If you want to target rich bank customers, you may want to see what devices they use. In a recent Global Web Index study of tablet users, 44% were more likely to be in the top 25% for income. They were also more likely to be parents and fall into the age category 35-44. It is pretty amazing what you can find out when you crunch the data.
Artificial intelligence, or AI, is basically data crunching on steroids. It is used today for a wide range of tasks including medical diagnosis, electronic trading and aviation. It's even quickly becoming a game-changer in the HR process.
A growing number of AI-focused start-ups are making it easier for companies to find and hire ideal jobs candidates. This is especially important as research indicates a sizeable portion of new hires don't work out. That comes at a high cost to the hiring company (or hiring community bank).
AI seems to offer several advantages in the recruiting process.
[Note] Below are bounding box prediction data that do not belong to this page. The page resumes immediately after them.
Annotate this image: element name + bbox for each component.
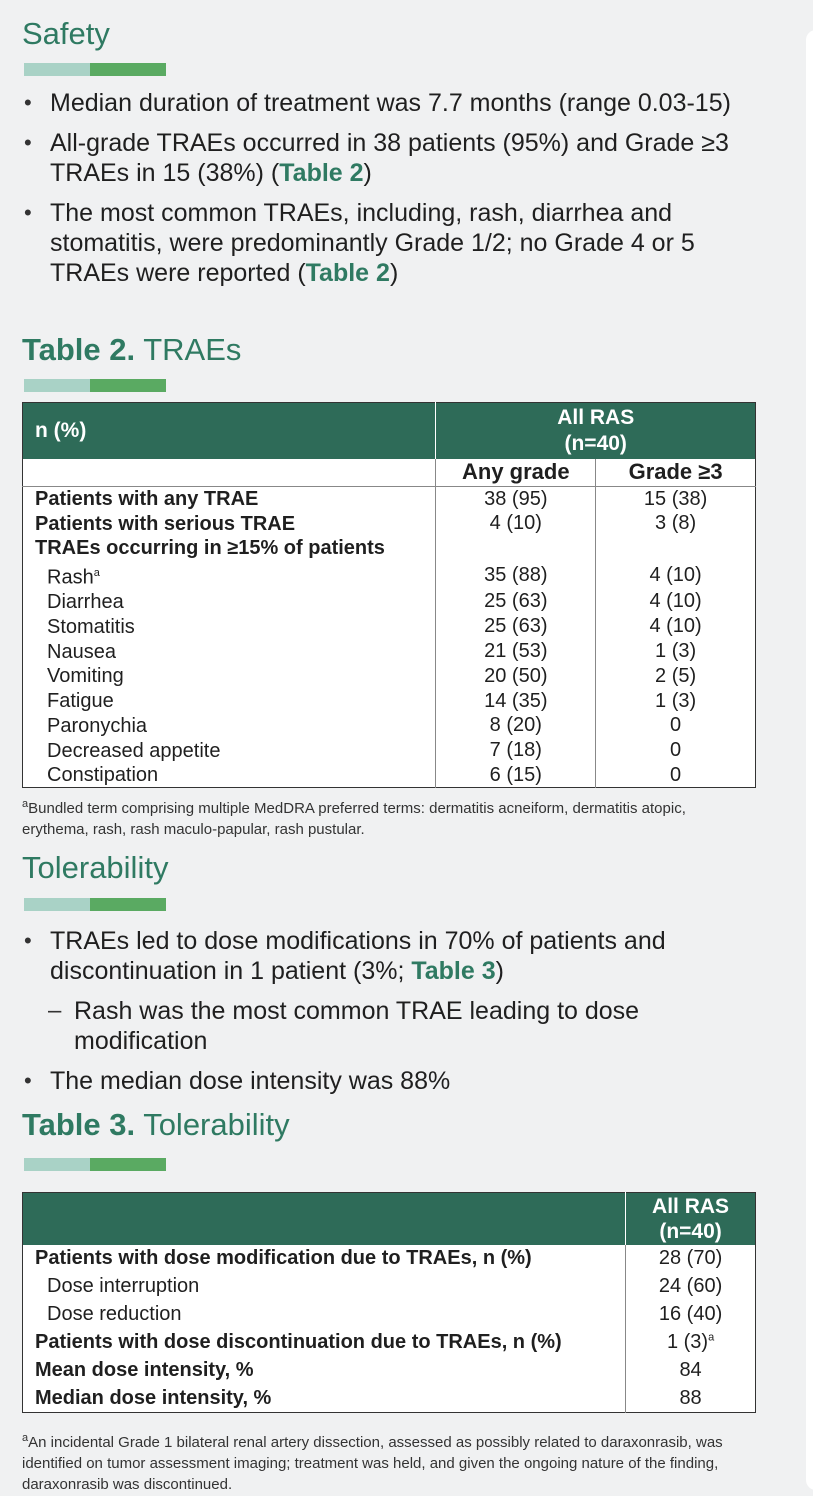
any-grade-value: 35 (88): [436, 561, 596, 590]
bullet-item: [22, 128, 742, 188]
table-row: [23, 536, 756, 561]
any-grade-value: 6 (15): [436, 763, 596, 788]
all-ras-value: 88: [626, 1385, 756, 1413]
row-label: Patients with serious TRAE: [35, 512, 296, 535]
any-grade-value: [436, 536, 596, 561]
tolerability-bullet-list: [22, 926, 762, 1106]
any-grade-value: 4 (10): [436, 511, 596, 536]
table3-footnote: $^a$An incidental Grade 1 bilateral renal artery dissection, assessed as possibly related to daraxonrasib, was identified on tumor assessment imaging; treatment was held, and given the ongoing nature of the finding, daraxonrasib was discontinued.: [22, 1432, 723, 1493]
all-ras-value: 84: [626, 1357, 756, 1385]
table3-title: Table 3. Tolerability: [22, 1107, 290, 1142]
grade3-value: 4 (10): [596, 590, 756, 615]
grade3-value: 0: [596, 738, 756, 763]
any-grade-value: 8 (20): [436, 714, 596, 739]
row-label: Median dose intensity, %: [35, 1386, 272, 1409]
bullet-item: – Rash was the most common TRAE leading to dose modification: [22, 996, 762, 1056]
table-reference: Table 3: [411, 957, 496, 985]
row-label: Mean dose intensity, %: [35, 1359, 254, 1381]
row-label: Nausea: [47, 640, 116, 663]
table-row: [23, 1301, 756, 1329]
n-percent-header: n (%): [23, 403, 436, 459]
any-grade-header: Any grade: [436, 459, 596, 487]
table-row: [23, 487, 756, 512]
any-grade-value: 7 (18): [436, 738, 596, 763]
table-row: [23, 511, 756, 536]
table-row: [23, 1245, 756, 1273]
row-label: Patients with dose modification due to TRAEs, n (%): [35, 1247, 532, 1269]
bullet-text: TRAEs led to dose modifications in 70% of patients and discontinuation in 1 patient (3%;: [50, 927, 666, 985]
table2-accent-bar: [24, 379, 166, 392]
bullet-text: The most common TRAEs, including, rash, diarrhea and stomatitis, were predominantly Grade 1/2; no Grade 4 or 5 TRAEs were reported (: [50, 199, 695, 287]
bullet-item: • The median dose intensity was 88%: [22, 1066, 762, 1096]
row-label: Decreased appetite: [47, 739, 221, 762]
table-row: [23, 614, 756, 639]
all-ras-value: 16 (40): [626, 1301, 756, 1329]
table-row: [23, 1329, 756, 1357]
row-label: Paronychia: [47, 714, 148, 737]
bullet-text-end: ): [495, 957, 504, 985]
any-grade-value: 25 (63): [436, 590, 596, 615]
bullet-text-end: ): [363, 159, 372, 187]
tolerability-heading: Tolerability: [22, 850, 169, 885]
grade3-value: 4 (10): [596, 614, 756, 639]
grade3-header: Grade ≥3: [596, 459, 756, 487]
grade3-value: 15 (38): [596, 487, 756, 512]
row-label: Fatigue: [47, 690, 114, 713]
grade3-value: 0: [596, 714, 756, 739]
table2-traes: [22, 402, 756, 788]
table-reference: Table 2: [305, 259, 390, 287]
row-label: Vomiting: [47, 665, 124, 688]
row-label: Dose interruption: [47, 1275, 200, 1297]
row-label: Constipation: [47, 764, 159, 787]
table2-title: Table 2. TRAEs: [22, 332, 242, 367]
bullet-item: [22, 926, 762, 986]
bullet-text-end: ): [389, 259, 399, 287]
row-label: Patients with any TRAE: [35, 488, 259, 511]
row-label: TRAEs occurring in ≥15% of patients: [35, 537, 385, 560]
all-ras-header: All RAS (n=40): [436, 403, 756, 459]
all-ras-value: 1 $(3)^a$: [626, 1329, 756, 1357]
any-grade-value: 21 (53): [436, 639, 596, 664]
table-row: [23, 689, 756, 714]
table2-footnote: $^a$Bundled term comprising multiple MedDRA preferred terms: dermatitis acneiform, dermatitis atopic, erythema, rash, rash maculo-papular, rash pustular.: [22, 798, 686, 838]
any-grade-value: 25 (63): [436, 614, 596, 639]
grade3-value: 2 (5): [596, 664, 756, 689]
row-label: Diarrhea: [47, 590, 124, 613]
table-row: [23, 1273, 756, 1301]
safety-bullet-list: [22, 88, 742, 298]
table-row: [23, 639, 756, 664]
table-row: [23, 590, 756, 615]
grade3-value: 4 (10): [596, 561, 756, 590]
table3-tolerability: [22, 1192, 756, 1413]
table3-accent-bar: [24, 1158, 166, 1171]
grade3-value: 1 (3): [596, 689, 756, 714]
grade3-value: 0: [596, 763, 756, 788]
row-label: Stomatitis: [47, 615, 135, 638]
any-grade-value: 20 (50): [436, 664, 596, 689]
bullet-item: • Median duration of treatment was 7.7 months (range 0.03-15): [22, 88, 742, 118]
table-row: [23, 1385, 756, 1413]
table-row: [23, 714, 756, 739]
safety-accent-bar: [24, 63, 166, 76]
table-row: [23, 1357, 756, 1385]
row-label: Dose reduction: [47, 1303, 182, 1325]
table-reference: Table 2: [279, 159, 364, 187]
table-row: [23, 763, 756, 788]
tolerability-accent-bar: [24, 898, 166, 911]
row-label: Rash$^a$: [47, 566, 100, 589]
bullet-text: All-grade TRAEs occurred in 38 patients (95%) and Grade ≥3 TRAEs in 15 (38%) (: [50, 129, 729, 187]
safety-heading: Safety: [22, 16, 110, 51]
any-grade-value: 14 (35): [436, 689, 596, 714]
table-row: [23, 561, 756, 590]
all-ras-value: 24 (60): [626, 1273, 756, 1301]
row-label: Patients with dose discontinuation due to TRAEs, n (%): [35, 1331, 562, 1353]
bullet-item: [22, 198, 742, 288]
table-row: [23, 738, 756, 763]
table-row: [23, 664, 756, 689]
grade3-value: 1 (3): [596, 639, 756, 664]
table3-all-ras-header: All RAS (n=40): [626, 1193, 756, 1245]
grade3-value: 3 (8): [596, 511, 756, 536]
grade3-value: [596, 536, 756, 561]
all-ras-value: 28 (70): [626, 1245, 756, 1273]
any-grade-value: 38 (95): [436, 487, 596, 512]
side-panel-edge: [806, 30, 813, 1490]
For one, it allows companies to review substantially more resumes than humans can alone. Next, AI can take human biases out of the equation when it comes to candidates' race, gender, background and other factors. There can be cost benefits too.
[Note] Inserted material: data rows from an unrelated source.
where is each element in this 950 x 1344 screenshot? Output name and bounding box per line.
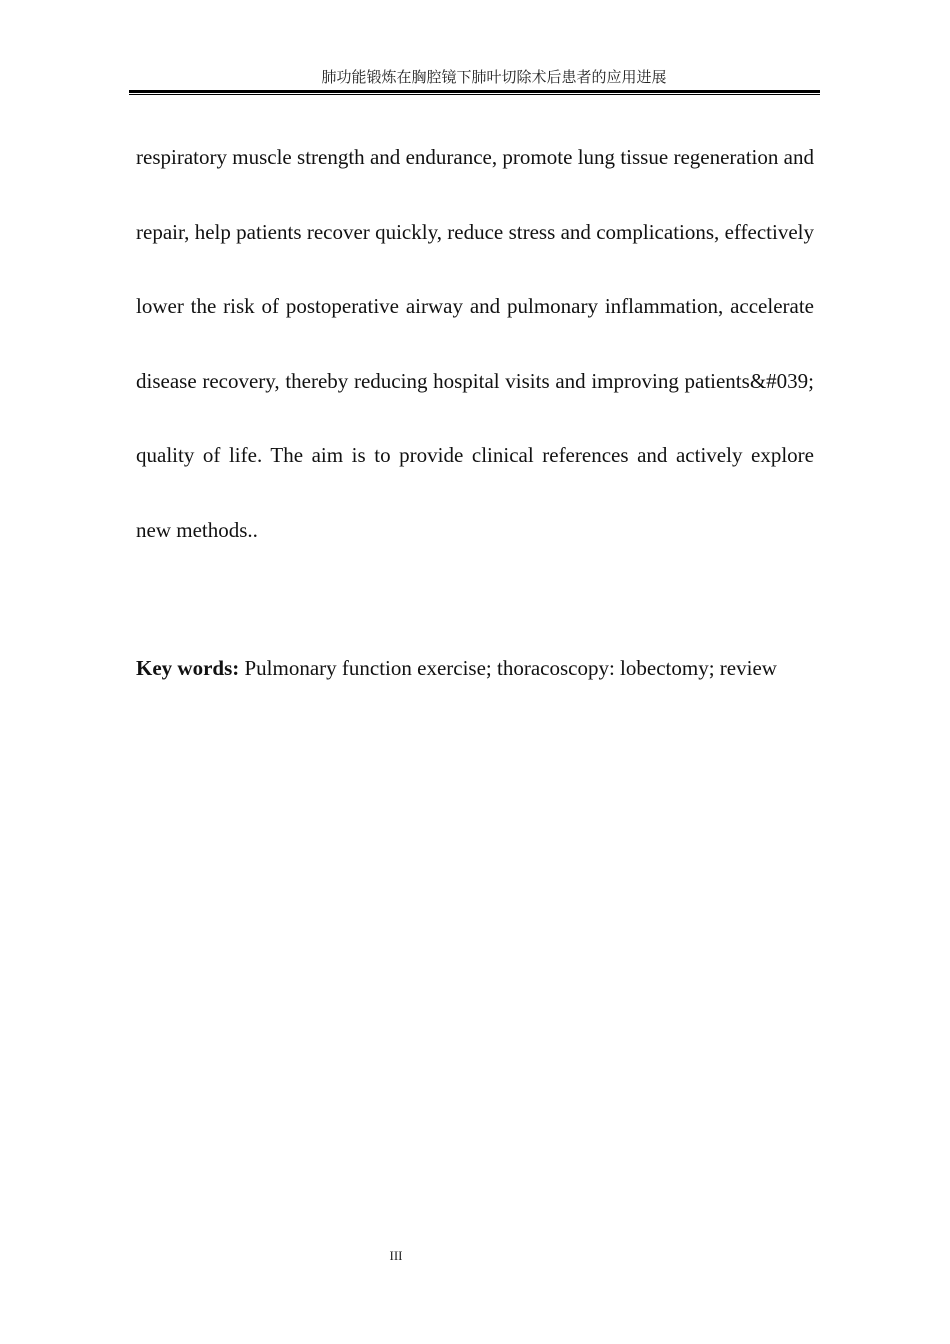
abstract-paragraph: respiratory muscle strength and endurance, promote lung tissue regeneration and repair, help patients recover quickly, reduce stress and complications, effectively lower the risk of postoperative airway and pulmonary inflammation, accelerate disease recovery, thereby reducing hospital visits and improving patients&#039; quality of life. The aim is to provide clinical references and actively explore new methods.. xyxy=(136,145,814,542)
keywords-paragraph xyxy=(136,631,814,705)
page-number: III xyxy=(389,1248,403,1263)
running-header: 肺功能锻炼在胸腔镜下肺叶切除术后患者的应用进展 xyxy=(321,70,667,86)
keywords-text: Pulmonary function exercise; thoracoscopy: lobectomy; review xyxy=(244,656,777,680)
keywords-label: Key words: xyxy=(136,656,240,680)
header-rule xyxy=(129,90,820,95)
A growing number of well-known companies are heading down this path. For the past year, consumer goods giant Unilever has been using AI to hire entry-level employees. This has substantially boosted diversity and cost efficiency in the process, according to published reports. On the financial front, Goldman Sachs, Morgan Stanley, Citigroup and others are reportedly among banks exploring the use of AI to sniff out applicants with traits the companies deem advantageous for the job. AI also can help surface things that aren't always evident from a resume or don't necessarily shine through in an interview.
As interest from corporations grows, there is a growing number of AI firms to help them narrow the potential pool of candidates. Some are using AI to ensure companies introduce more diversity into their employee ranks. AI is also helping companies gauge candidates' emotions and truthfulness during interviews.
Another way AI is being used: to give companies a better sense of how an applicant is likely to mesh with the corporate culture as well as perform on the job. This application of AI can measure abstract qualities and turn them into usable data points for hiring decisions. Bank hiring managers are well aware how hard it is to attract and retain top-notch employees. By using AI as a viable option, banks may one day be able to hire only committed, hard-working staff members in a cost-efficient and effective way.
To be sure, we're just on the cusp of these developments, so you probably have some time to take them all in. That said, maybe it is time to look around to see what's out there, as you begin to consider the pros and cons of various AI offerings.
While the technology is still relatively new and the players are still emerging, it's a good opportunity for banks to start doing their homework as things continue to evolve quickly.
After all, Accenture research projects in 18Ys (by 2035), AI technologies have the potential to increase profits in the financial services industry by 31% and increase labor productivity by 40% or more. Who knows where it all comes out, but looking at the data now and again sure is interesting.